Quería saber si mi viaje podría posponerse, y cuando le dije que no, me rogó autorización para acompañarme a la ciudad.

—¡Oh, su señoría!, ¡vaya petición!

—Cuanto antes haga pública mi devoción por usted —contestó él—, antes puedo esperar de su delicadeza que convenza al mundo de que no alentará a otros enamorados.

—¿Puede enseñarme entonces, señor, las consecuencias que puedo esperar si accedo?

—¿Se pregunta por qué quiero precipitar el tiempo feliz en que ninguna discreción y ningún escrúpulo nos exija separarnos? ¿El momento en el que la delicadeza más honorable proveerá más que se opondrá a mi felicidad por poder cuidarla?

Guardé silencio y él repitió su ruego.

—Señor —dije yo—, me pide algo que no está en mi mano conceder. Este viaje me privará de todo el derecho a obrar por mi cuenta.

—¿Qué quiere decir, señorita Anville?

—No puedo aclarárselo en este momento; no obstante, si pudiera, la tarea sería penosa y aburrida.

—¡Oh, señorita Anville! —dijo él—, ¿cuándo puedo esperar que se aclare este misterio? ¿Cuándo podré enorgullecerme de que mi prometida me honre verdaderamente con su confianza?

—Señor, no quiero aparentar misterio alguno, pero mis asuntos están complicados de tal modo, que sólo podrían explicarse con una larguísima y triste historia. Sin embargo, si un corto espacio de tiempo le puede causar a su señoría desasosiego alguno…

—Mi queridísima señorita Anville —dijo él, ansioso—, ¡perdone mi impaciencia! No me diga nada de lo que desea ocultar; esperaré la información a su propio tiempo, y confiaré en su bondad para revelármela cuanto antes.

—No hay nada, señor, que yo desee ocultar; todo lo que deseo es aplazar una explicación.

Entonces me pidió que, al no poder acompañarme, le permitiera escribirme y prometiera contestar sus cartas.

Un repentino recuerdo de las dos cartas intercambiadas entre ambos pasó por mi mente y contesté precipitadamente:

—¡No, señor, por cierto!

—Lamento mucho —dijo seriamente— que usted piense que soy un impertinente.
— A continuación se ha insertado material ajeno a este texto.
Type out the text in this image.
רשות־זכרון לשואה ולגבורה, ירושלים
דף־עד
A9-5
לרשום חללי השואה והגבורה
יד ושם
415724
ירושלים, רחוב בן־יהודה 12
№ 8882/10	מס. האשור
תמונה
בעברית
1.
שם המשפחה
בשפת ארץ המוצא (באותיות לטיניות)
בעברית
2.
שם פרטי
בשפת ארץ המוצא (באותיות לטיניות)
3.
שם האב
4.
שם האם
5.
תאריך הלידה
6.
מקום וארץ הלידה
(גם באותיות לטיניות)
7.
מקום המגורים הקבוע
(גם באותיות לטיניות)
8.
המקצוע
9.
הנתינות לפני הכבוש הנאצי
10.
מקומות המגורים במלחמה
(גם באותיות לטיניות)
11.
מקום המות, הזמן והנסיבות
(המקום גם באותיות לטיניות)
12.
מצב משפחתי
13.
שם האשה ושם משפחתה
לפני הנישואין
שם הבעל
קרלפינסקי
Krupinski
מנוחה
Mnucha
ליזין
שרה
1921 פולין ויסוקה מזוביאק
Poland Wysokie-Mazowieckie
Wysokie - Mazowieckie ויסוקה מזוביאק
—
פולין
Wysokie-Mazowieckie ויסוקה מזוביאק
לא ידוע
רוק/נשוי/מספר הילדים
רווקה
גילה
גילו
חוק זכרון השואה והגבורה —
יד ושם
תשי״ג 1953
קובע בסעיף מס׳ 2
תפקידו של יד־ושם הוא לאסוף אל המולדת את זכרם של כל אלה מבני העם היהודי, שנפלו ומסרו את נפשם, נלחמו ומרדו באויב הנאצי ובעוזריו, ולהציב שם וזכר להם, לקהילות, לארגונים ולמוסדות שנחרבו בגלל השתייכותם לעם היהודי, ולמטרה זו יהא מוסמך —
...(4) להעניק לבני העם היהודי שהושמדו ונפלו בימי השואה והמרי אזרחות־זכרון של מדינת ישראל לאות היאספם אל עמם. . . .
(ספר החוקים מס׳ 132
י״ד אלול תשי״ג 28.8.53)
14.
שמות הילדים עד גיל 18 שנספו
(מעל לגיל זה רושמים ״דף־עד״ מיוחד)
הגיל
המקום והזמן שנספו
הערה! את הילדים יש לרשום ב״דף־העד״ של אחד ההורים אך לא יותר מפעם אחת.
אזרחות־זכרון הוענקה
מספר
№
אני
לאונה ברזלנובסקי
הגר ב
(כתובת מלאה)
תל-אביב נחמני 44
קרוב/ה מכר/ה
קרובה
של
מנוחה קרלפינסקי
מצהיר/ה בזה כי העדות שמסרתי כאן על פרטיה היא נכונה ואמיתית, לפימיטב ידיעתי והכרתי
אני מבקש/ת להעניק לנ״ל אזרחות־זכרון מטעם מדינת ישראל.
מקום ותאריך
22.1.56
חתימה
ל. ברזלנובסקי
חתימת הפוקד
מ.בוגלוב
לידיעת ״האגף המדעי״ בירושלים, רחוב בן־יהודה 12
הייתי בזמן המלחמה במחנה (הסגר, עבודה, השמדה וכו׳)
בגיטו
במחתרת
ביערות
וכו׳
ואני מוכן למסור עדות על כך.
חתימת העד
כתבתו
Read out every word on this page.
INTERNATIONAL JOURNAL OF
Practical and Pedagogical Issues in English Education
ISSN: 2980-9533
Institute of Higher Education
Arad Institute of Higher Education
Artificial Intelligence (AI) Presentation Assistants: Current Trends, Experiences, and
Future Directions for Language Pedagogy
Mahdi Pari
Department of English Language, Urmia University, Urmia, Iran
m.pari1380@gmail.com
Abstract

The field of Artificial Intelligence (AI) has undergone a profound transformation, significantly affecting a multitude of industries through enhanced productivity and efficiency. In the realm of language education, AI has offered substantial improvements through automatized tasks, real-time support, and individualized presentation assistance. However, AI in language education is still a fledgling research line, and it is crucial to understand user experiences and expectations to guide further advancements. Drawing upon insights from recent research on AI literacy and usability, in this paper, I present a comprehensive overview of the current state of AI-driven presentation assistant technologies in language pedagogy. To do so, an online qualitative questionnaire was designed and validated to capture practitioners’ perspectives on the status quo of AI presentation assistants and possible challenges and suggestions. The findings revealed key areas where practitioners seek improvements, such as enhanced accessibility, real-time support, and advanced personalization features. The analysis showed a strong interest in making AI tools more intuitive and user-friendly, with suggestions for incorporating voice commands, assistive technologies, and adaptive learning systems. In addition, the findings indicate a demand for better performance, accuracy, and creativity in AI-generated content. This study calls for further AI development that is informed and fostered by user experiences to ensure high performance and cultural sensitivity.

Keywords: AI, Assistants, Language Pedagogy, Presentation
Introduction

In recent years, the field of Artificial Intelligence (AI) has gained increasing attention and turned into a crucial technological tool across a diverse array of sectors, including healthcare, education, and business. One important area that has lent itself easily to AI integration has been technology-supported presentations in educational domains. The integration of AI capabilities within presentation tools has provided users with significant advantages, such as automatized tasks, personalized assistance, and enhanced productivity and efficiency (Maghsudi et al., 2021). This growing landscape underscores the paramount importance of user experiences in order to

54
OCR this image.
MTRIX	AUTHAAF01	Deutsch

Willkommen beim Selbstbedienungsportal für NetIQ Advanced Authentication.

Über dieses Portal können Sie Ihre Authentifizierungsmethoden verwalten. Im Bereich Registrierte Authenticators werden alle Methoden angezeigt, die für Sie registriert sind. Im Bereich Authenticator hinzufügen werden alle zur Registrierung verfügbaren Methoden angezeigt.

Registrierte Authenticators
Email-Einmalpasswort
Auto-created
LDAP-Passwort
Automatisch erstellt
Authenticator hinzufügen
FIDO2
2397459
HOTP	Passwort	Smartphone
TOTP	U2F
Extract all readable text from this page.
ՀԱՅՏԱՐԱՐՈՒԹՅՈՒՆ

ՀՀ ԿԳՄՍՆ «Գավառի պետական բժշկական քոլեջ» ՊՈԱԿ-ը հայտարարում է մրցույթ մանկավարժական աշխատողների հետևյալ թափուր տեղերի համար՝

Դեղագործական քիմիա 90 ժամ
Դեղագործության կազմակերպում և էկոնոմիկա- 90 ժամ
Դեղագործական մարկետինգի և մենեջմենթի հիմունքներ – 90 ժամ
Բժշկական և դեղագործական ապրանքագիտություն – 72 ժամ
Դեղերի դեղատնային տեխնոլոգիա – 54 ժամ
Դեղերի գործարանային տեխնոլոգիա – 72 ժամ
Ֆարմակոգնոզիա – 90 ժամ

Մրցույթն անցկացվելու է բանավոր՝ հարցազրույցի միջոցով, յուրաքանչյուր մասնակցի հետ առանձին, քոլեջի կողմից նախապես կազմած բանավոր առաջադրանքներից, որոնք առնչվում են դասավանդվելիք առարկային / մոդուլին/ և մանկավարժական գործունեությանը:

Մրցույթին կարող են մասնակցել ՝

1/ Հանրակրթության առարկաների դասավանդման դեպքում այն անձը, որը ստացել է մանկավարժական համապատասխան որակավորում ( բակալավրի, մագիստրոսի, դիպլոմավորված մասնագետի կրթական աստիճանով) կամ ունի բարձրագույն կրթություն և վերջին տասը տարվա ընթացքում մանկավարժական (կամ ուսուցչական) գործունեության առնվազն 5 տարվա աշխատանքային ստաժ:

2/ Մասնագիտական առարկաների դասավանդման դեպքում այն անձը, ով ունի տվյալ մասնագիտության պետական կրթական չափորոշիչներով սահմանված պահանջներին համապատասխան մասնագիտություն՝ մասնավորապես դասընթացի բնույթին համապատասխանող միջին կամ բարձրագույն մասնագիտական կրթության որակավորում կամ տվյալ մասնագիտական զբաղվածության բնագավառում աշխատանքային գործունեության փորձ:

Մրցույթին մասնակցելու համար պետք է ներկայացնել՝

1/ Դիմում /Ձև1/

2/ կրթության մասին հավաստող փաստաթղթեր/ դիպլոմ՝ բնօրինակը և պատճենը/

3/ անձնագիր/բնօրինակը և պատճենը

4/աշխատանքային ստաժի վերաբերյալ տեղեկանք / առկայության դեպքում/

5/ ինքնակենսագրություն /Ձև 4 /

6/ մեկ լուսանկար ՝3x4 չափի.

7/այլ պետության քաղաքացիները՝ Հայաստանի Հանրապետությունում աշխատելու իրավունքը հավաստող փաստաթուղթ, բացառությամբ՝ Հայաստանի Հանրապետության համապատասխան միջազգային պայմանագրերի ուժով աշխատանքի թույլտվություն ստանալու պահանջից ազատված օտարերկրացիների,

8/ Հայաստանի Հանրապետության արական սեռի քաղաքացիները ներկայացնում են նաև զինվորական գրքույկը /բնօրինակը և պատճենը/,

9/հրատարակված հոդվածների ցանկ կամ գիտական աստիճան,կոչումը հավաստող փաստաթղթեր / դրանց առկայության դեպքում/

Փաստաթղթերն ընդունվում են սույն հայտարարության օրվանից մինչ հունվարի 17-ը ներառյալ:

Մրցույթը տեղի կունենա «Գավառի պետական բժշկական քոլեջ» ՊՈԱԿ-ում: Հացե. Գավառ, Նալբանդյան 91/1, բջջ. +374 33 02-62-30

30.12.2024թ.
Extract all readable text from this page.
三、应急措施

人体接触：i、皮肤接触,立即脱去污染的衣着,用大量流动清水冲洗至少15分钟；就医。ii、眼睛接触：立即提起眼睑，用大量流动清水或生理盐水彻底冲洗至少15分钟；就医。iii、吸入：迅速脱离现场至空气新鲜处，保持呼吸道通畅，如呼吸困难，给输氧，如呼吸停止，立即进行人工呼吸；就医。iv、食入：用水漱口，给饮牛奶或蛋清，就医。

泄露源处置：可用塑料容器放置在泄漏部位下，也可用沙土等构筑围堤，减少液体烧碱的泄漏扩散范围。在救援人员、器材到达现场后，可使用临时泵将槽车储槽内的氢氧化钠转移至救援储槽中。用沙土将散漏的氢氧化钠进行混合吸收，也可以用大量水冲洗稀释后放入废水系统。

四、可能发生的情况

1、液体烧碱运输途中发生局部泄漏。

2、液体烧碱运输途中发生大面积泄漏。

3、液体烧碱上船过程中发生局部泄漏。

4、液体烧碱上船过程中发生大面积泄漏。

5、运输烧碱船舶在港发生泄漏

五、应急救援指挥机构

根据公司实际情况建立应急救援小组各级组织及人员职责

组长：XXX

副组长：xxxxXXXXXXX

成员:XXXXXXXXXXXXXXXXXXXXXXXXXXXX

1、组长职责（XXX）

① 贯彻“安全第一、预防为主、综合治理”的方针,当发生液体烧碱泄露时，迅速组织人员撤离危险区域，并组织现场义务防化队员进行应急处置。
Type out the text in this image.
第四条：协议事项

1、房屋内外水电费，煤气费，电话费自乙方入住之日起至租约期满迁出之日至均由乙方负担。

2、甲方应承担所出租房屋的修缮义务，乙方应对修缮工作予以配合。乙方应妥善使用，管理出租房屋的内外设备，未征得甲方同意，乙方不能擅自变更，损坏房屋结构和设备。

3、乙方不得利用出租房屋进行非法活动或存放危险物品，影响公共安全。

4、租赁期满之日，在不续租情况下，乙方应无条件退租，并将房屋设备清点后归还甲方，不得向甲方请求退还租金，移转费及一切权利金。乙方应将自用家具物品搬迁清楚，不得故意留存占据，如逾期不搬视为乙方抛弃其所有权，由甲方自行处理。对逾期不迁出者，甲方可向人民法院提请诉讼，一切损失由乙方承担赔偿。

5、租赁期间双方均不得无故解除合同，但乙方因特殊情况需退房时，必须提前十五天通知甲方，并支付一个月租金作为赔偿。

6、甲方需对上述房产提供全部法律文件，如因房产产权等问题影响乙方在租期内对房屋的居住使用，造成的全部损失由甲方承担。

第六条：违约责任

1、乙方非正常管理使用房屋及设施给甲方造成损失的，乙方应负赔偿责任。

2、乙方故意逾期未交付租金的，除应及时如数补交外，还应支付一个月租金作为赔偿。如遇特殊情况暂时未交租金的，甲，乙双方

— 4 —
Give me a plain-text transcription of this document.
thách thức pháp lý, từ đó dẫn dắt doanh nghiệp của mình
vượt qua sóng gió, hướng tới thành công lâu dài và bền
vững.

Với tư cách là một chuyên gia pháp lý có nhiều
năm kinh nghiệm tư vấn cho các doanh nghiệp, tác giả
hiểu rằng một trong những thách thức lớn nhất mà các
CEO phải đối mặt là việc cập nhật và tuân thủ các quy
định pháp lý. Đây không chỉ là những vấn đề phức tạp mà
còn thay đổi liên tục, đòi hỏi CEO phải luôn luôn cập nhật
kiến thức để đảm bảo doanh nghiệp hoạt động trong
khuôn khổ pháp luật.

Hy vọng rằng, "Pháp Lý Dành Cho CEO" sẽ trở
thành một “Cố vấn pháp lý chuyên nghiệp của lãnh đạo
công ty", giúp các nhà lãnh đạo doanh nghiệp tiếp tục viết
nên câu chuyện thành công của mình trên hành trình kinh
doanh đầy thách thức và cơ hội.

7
Confieso que me agradaría suavizar por ese medio la inquietud de su ausencia, que al atender a inexplicables circunstancias, no creí que le disgustara.

Me hirió la seriedad con que pronunció estas palabras, y no pude abstenerme de decirle:

—¿Puede usted desear, ciertamente, que por segunda vez cometa una imprudente precipitación al escribirle?

—¡Por segunda vez! ¡Imprudente precipitación!

—¿Ha olvidado ya la carta que imprudentemente le envié cuando estuve en Londres?

—No tengo la más mínima idea —dijo él— de lo que quiere usted decir.

—Entonces, su señoría —dije yo—, mejor olvidamos el asunto.

—¡Imposible —dijo él—, no descansaría sin una explicación!

Y me obligó a contarle entonces extensamente lo ocurrido con las cartas; ¡pero, mi querido señor, imagine mi sorpresa cuando me aseguró solemnemente que, lejos de haberme escrito ni una sola línea, no había recibido ninguna carta mía!

Este tema, que nos causó mutuo asombro y perplejidad, nos ocupó el resto de la tarde, y me hizo prometerle que mañana le mostraría la carta que había recibido en su nombre para intentar descubrir a su autor.

Después de la cena la conversación se hizo general.

Y ahora, mi querido señor, debo pedirle que me felicite por los acontecimientos de este día. ¡Un día que recordaré siempre con la más extraordinaria alegría!

Ya conozco la inclinación que siente hacia lord Orville y, por consiguiente, no temo que mi franqueza pueda desagradarle. Quizá llegue en un corto espacio de tiempo el día en que Evelina pueda recibir de su mejor amigo la autorización y aprobación por su elección; ¡es todo lo que puedo desear!

Con relación al cambio que va a tener lugar en mi situación, seguramente no soy la única responsable de lo que ha ocurrido; la preferencia de lord Orville no es sólo un honor para mí, sino para todo aquel que se relacione conmigo, o a quien pueda pertenecerle.

Adieu, mi querido señor; volveré a escribirle cuando llegue a Londres.